I’m glad everything’s working out. At least we only ever have to do this once in a lifetime, right?

Every time you change jobs. Including the final time from working to not working. For someone like you who worked for one company most of your career it’s easy. Over the decades I’ve had about six 401k providers. Other folks have had 20.

A previous employer used Vanguard to manage its 401(k) plans. When I RIF’d in 2008 (they called it “retirement” by some skewed logic involving the Rule of 55) I was informed that I had to move my balance to an individual IRA. I could have moved it to Fidelity or some other company at that time, but since experience has taught me that any major financial move I make will be dead wrong, I left it with them. I haven’t been displeased.

My two cents, to agree with what @LSLGuy and @Mean_Mr.Mustard said:

My 401k provider had a limited number of investment choices, and they were all mutual funds of various flavors. It made sense for me to roll it into an IRA at Fidelity where virtually every investment choice is available. Plus I could roll my small Vanguard IRA into the same IRA at Fidelity.

Obviously, what was good for me may not be the best choice for you. I sought counsel from three guys who, now retired, all managed a lot of money during their careers. Those three, independent of each other, all gave me the same advice: Fidelity.

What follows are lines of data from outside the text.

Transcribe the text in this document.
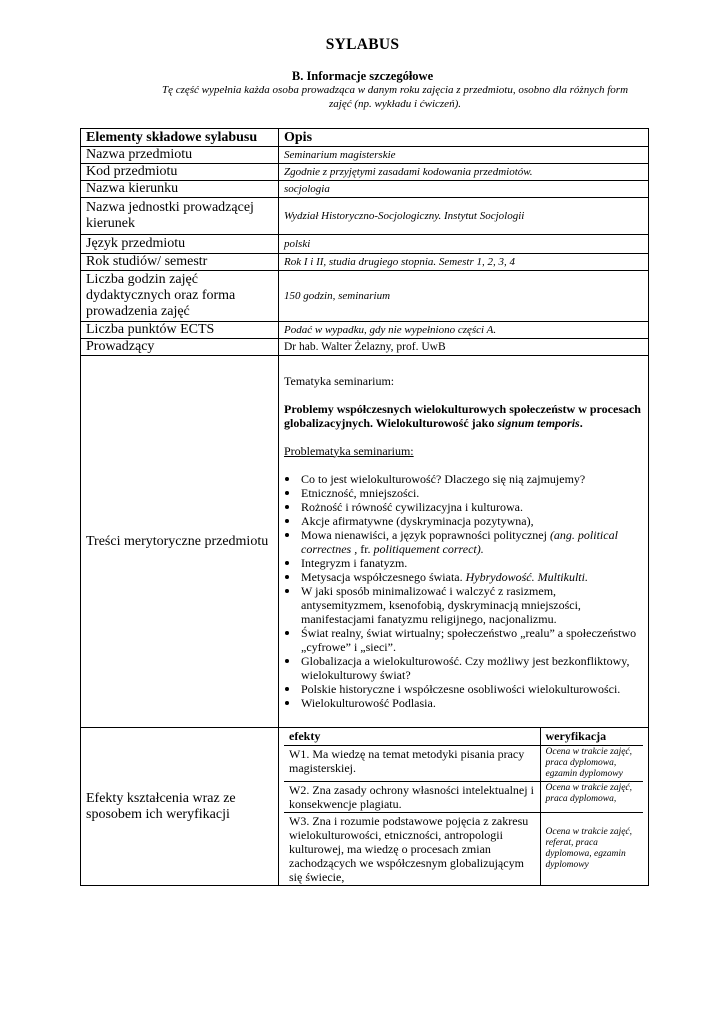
SYLABUS
B. Informacje szczegółowe
Tę część wypełnia każda osoba prowadząca w danym roku zajęcia z przedmiotu, osobno dla różnych form zajęć (np. wykładu i ćwiczeń).
Elementy składowe sylabusu	Opis
Nazwa przedmiotu	Seminarium magisterskie
Kod przedmiotu	Zgodnie z przyjętymi zasadami kodowania przedmiotów.
Nazwa kierunku	socjologia
Nazwa jednostki prowadzącej kierunek	Wydział Historyczno-Socjologiczny. Instytut Socjologii
Język przedmiotu	polski
Rok studiów/ semestr	Rok I i II, studia drugiego stopnia. Semestr 1, 2, 3, 4
Liczba godzin zajęć dydaktycznych oraz forma prowadzenia zajęć	150 godzin, seminarium
Liczba punktów ECTS	Podać w wypadku, gdy nie wypełniono części A.
Prowadzący	Dr hab. Walter Żelazny, prof. UwB
Treści merytoryczne przedmiotu	

Tematyka seminarium:

Problemy współczesnych wielokulturowych społeczeństw w procesach globalizacyjnych. Wielokulturowość jako signum temporis.

Problematyka seminarium:

Co to jest wielokulturowość? Dlaczego się nią zajmujemy?
Etniczność, mniejszości.
Rożność i równość cywilizacyjna i kulturowa.
Akcje afirmatywne (dyskryminacja pozytywna),
Mowa nienawiści, a język poprawności politycznej (ang. political correctnes , fr. politiquement correct).
Integryzm i fanatyzm.
Metysacja współczesnego świata. Hybrydowość. Multikulti.
W jaki sposób minimalizować i walczyć z rasizmem, antysemityzmem, ksenofobią, dyskryminacją mniejszości, manifestacjami fanatyzmu religijnego, nacjonalizmu.
Świat realny, świat wirtualny; społeczeństwo „realu” a społeczeństwo „cyfrowe” i „sieci”.
Globalizacja a wielokulturowość. Czy możliwy jest bezkonfliktowy, wielokulturowy świat?
Polskie historyczne i współczesne osobliwości wielokulturowości.
Wielokulturowość Podlasia.

Efekty kształcenia wraz ze sposobem ich weryfikacji	
efekty	weryfikacja
W1. Ma wiedzę na temat metodyki pisania pracy magisterskiej.	Ocena w trakcie zajęć, praca dyplomowa, egzamin dyplomowy
W2. Zna zasady ochrony własności intelektualnej i konsekwencje plagiatu.	Ocena w trakcie zajęć, praca dyplomowa,
W3. Zna i rozumie podstawowe pojęcia z zakresu wielokulturowości, etniczności, antropologii kulturowej, ma wiedzę o procesach zmian zachodzących we współczesnym globalizującym się świecie,	Ocena w trakcie zajęć, referat, praca dyplomowa, egzamin dyplomowy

I will add that Fidelity has pretty much the best phone support I’ve ever encountered. I have used it several times.

mmm

Thank to everyone for their responses. Fidelity is actually the manager of my two largest 401Ks, plus my pensions (not by my design, that’s just how it went), so that’s to the good…though I also put some other stuff in Vanguard just to diversify location a little.

Let me say at the outset that this is not a response to the last post by @Maserschmidt, but the comment of ‘diversify location’ reminded me of something that a professional money manager told me a long time ago.

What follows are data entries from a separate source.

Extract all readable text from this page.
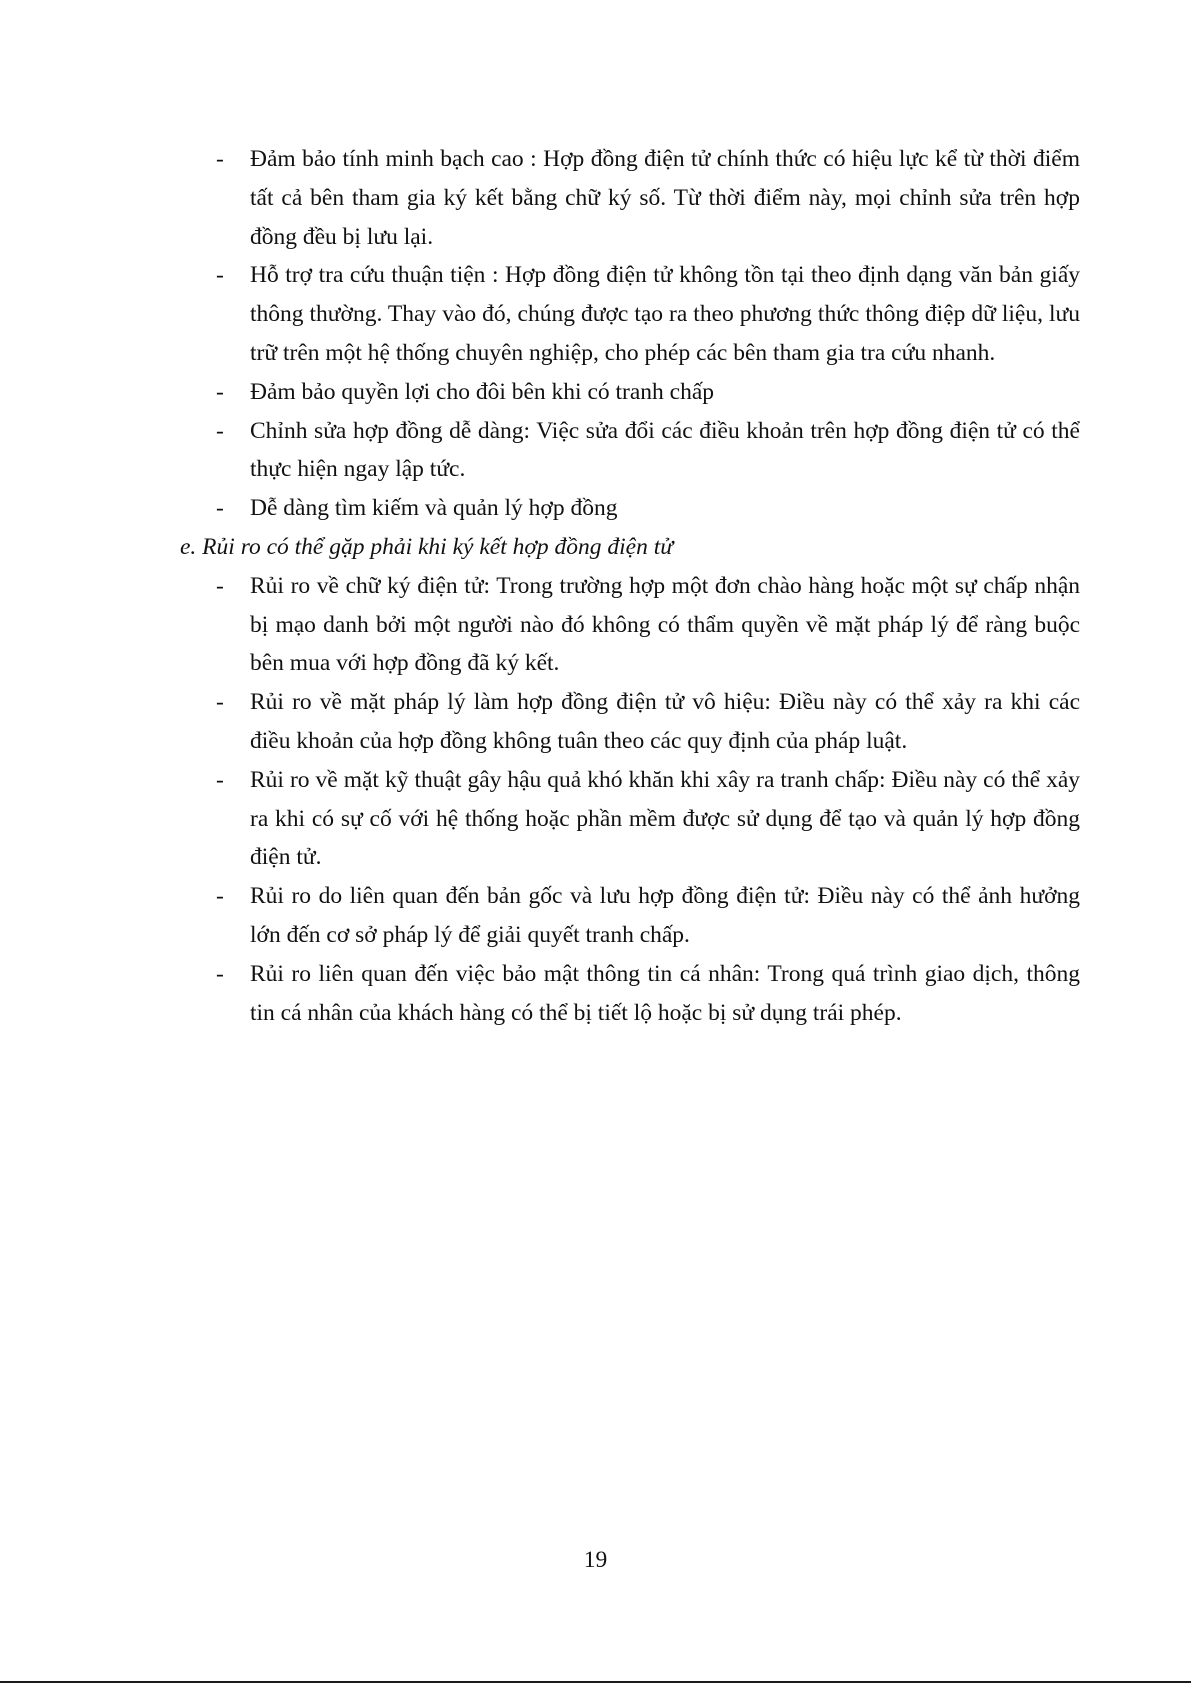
-	Đảm bảo tính minh bạch cao : Hợp đồng điện tử chính thức có hiệu lực kể từ thời điểm tất cả bên tham gia ký kết bằng chữ ký số. Từ thời điểm này, mọi chỉnh sửa trên hợp đồng đều bị lưu lại.
-	Hỗ trợ tra cứu thuận tiện : Hợp đồng điện tử không tồn tại theo định dạng văn bản giấy thông thường. Thay vào đó, chúng được tạo ra theo phương thức thông điệp dữ liệu, lưu trữ trên một hệ thống chuyên nghiệp, cho phép các bên tham gia tra cứu nhanh.
-	Đảm bảo quyền lợi cho đôi bên khi có tranh chấp
-	Chỉnh sửa hợp đồng dễ dàng: Việc sửa đổi các điều khoản trên hợp đồng điện tử có thể thực hiện ngay lập tức.
-	Dễ dàng tìm kiếm và quản lý hợp đồng

e. Rủi ro có thể gặp phải khi ký kết hợp đồng điện tử

-	Rủi ro về chữ ký điện tử: Trong trường hợp một đơn chào hàng hoặc một sự chấp nhận bị mạo danh bởi một người nào đó không có thẩm quyền về mặt pháp lý để ràng buộc bên mua với hợp đồng đã ký kết.
-	Rủi ro về mặt pháp lý làm hợp đồng điện tử vô hiệu: Điều này có thể xảy ra khi các điều khoản của hợp đồng không tuân theo các quy định của pháp luật.
-	Rủi ro về mặt kỹ thuật gây hậu quả khó khăn khi xây ra tranh chấp: Điều này có thể xảy ra khi có sự cố với hệ thống hoặc phần mềm được sử dụng để tạo và quản lý hợp đồng điện tử.
-	Rủi ro do liên quan đến bản gốc và lưu hợp đồng điện tử: Điều này có thể ảnh hưởng lớn đến cơ sở pháp lý để giải quyết tranh chấp.
-	Rủi ro liên quan đến việc bảo mật thông tin cá nhân: Trong quá trình giao dịch, thông tin cá nhân của khách hàng có thể bị tiết lộ hoặc bị sử dụng trái phép.
19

I had a smallish IRA at Principal in a Large Cap mutual fund. In my 401k, part of my investment was in a Vanguard Large Cap fund. Larry, the money manager, told me to look at the holdings of each of these funds. I was surprised (although I shouldn’t have been) to discover that there were many duplicated holdings in these two funds. Thus, if I wanted to diversify, that wasn’t the way to do it.

Food for thought, and hopefully most of you are smarter than I was back then.

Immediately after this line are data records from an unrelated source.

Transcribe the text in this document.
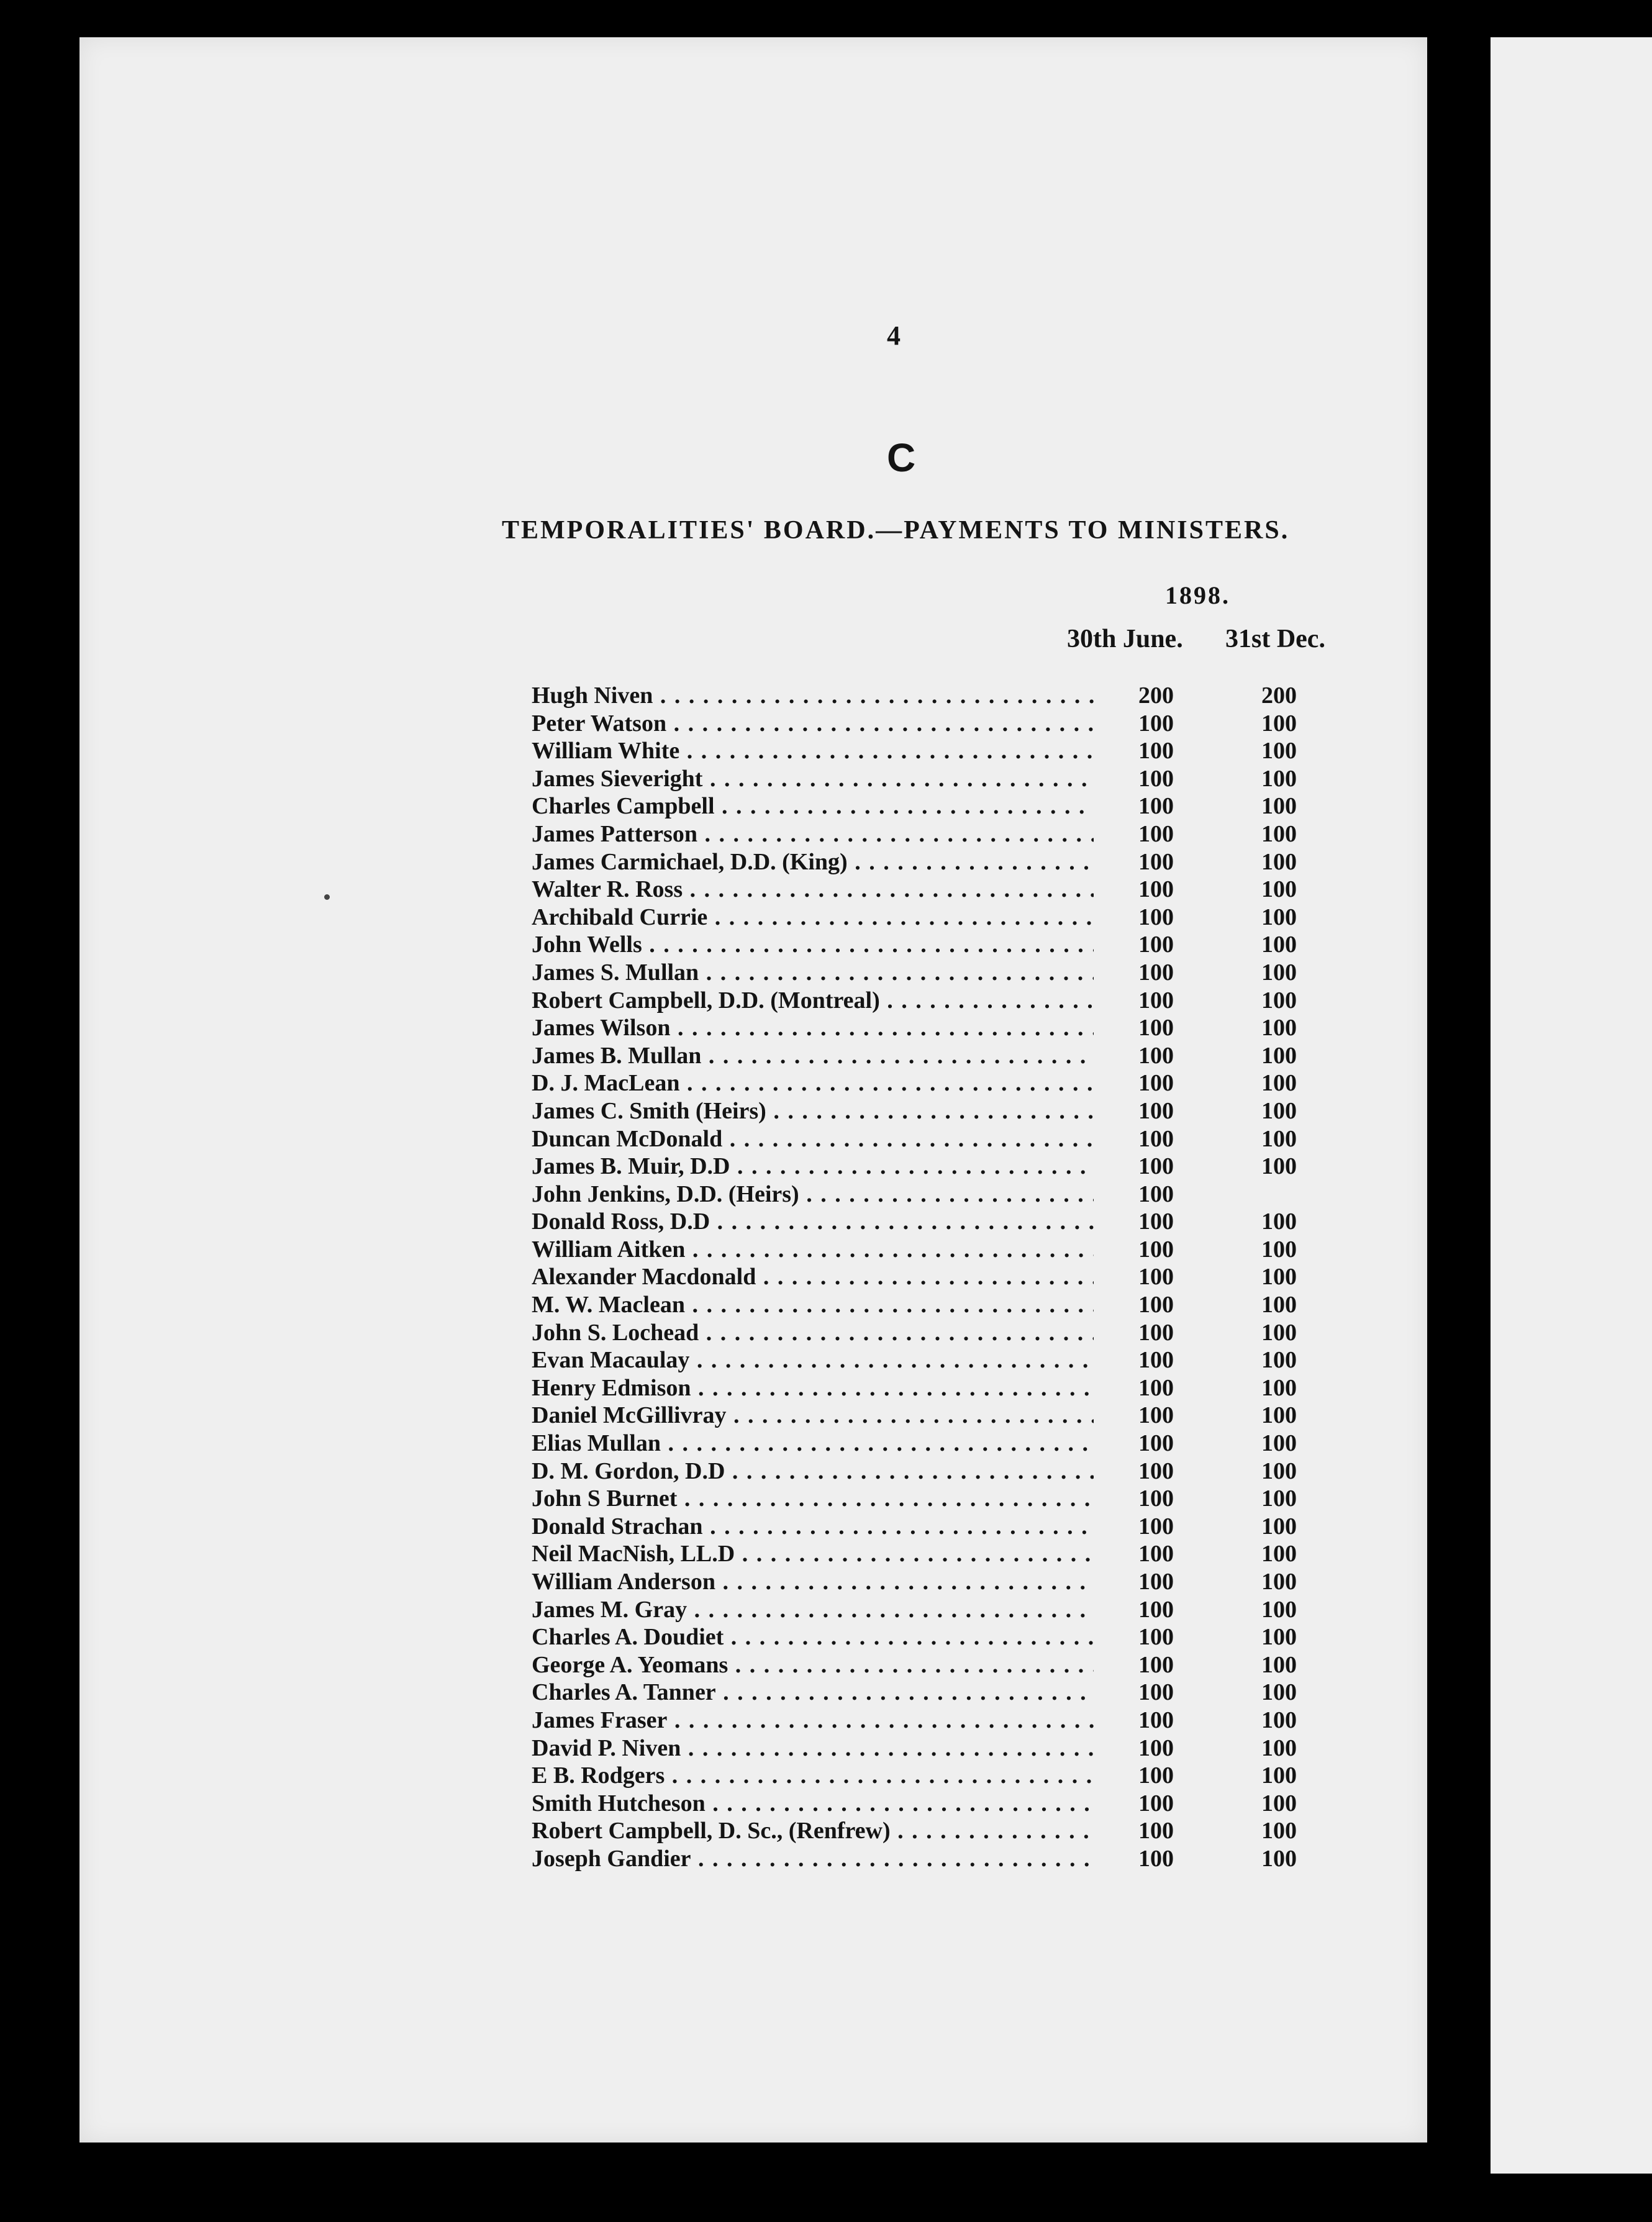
4
C
TEMPORALITIES' BOARD.—PAYMENTS TO MINISTERS.
1898.
30th June. 31st Dec.
Hugh Niven . . .	200	200
Peter Watson . . .	100	100
William White . . .	100	100
James Sieveright . . .	100	100
Charles Campbell . . .	100	100
James Patterson . . .	100	100
James Carmichael, D.D. (King) . . .	100	100
Walter R. Ross . . .	100	100
Archibald Currie . . .	100	100
John Wells . . .	100	100
James S. Mullan . . .	100	100
Robert Campbell, D.D. (Montreal) . . .	100	100
James Wilson . . .	100	100
James B. Mullan . . .	100	100
D. J. MacLean . . .	100	100
James C. Smith (Heirs) . . .	100	100
Duncan McDonald . . .	100	100
James B. Muir, D.D . . .	100	100
John Jenkins, D.D. (Heirs) . . .	100
Donald Ross, D.D . . .	100	100
William Aitken . . .	100	100
Alexander Macdonald . . .	100	100
M. W. Maclean . . .	100	100
John S. Lochead . . .	100	100
Evan Macaulay . . .	100	100
Henry Edmison . . .	100	100
Daniel McGillivray . . .	100	100
Elias Mullan . . .	100	100
D. M. Gordon, D.D . . .	100	100
John S Burnet . . .	100	100
Donald Strachan . . .	100	100
Neil MacNish, LL.D . . .	100	100
William Anderson . . .	100	100
James M. Gray . . .	100	100
Charles A. Doudiet . . .	100	100
George A. Yeomans . . .	100	100
Charles A. Tanner . . .	100	100
James Fraser . . .	100	100
David P. Niven . . .	100	100
E B. Rodgers . . .	100	100
Smith Hutcheson . . .	100	100
Robert Campbell, D. Sc., (Renfrew) . . .	100	100
Joseph Gandier . . .	100	100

Yeah. That form of diversification doesn’t work. One vendor’s e.g. “large cap growth” fund is necessarily going to be all but interchangeable with another vendor’s “large cap growth” fund. At least as to holdings if not as to fees.

But there might be some value to the concern that e.g. Fidelity the company, not the funds, and not the stocks in those funds, might have a meltdown or IT disaster or whatever. So that although your underlying assets are intact, nobody can get to them. So having, say, half at Fidelity and half at Vanguard would be very unlikely to leave you unable to access enough of your money to get by until whatever disaster befell one of them was overcome.

My own view of that is the hassle isn’t worth it for the incremental protection against a very unlikely event. Rest assured the Feds would be real interested in ensuring e.g. Fidelity got back in motion real quickly.

My own answer to that problem is to retain enough cash in a national bank and enough free credit from several distinct issuers to be able to ride through any disruption in access to all my assets at my one and only brokerage. If somehow those assets were stolen or destroyed never to be recovered I’d be broke. But that’s not the risk I’m guarding against.

Well, not to go into a ton of detail (which I just deleted), but Fidelity is un-transparent in the way it manages some things, and I started on Vanguard because I was annoyed. I buy very specific things there (e.g. municipal bonds, t-bills), but I won’t argue that there’s little or no diversification benefit.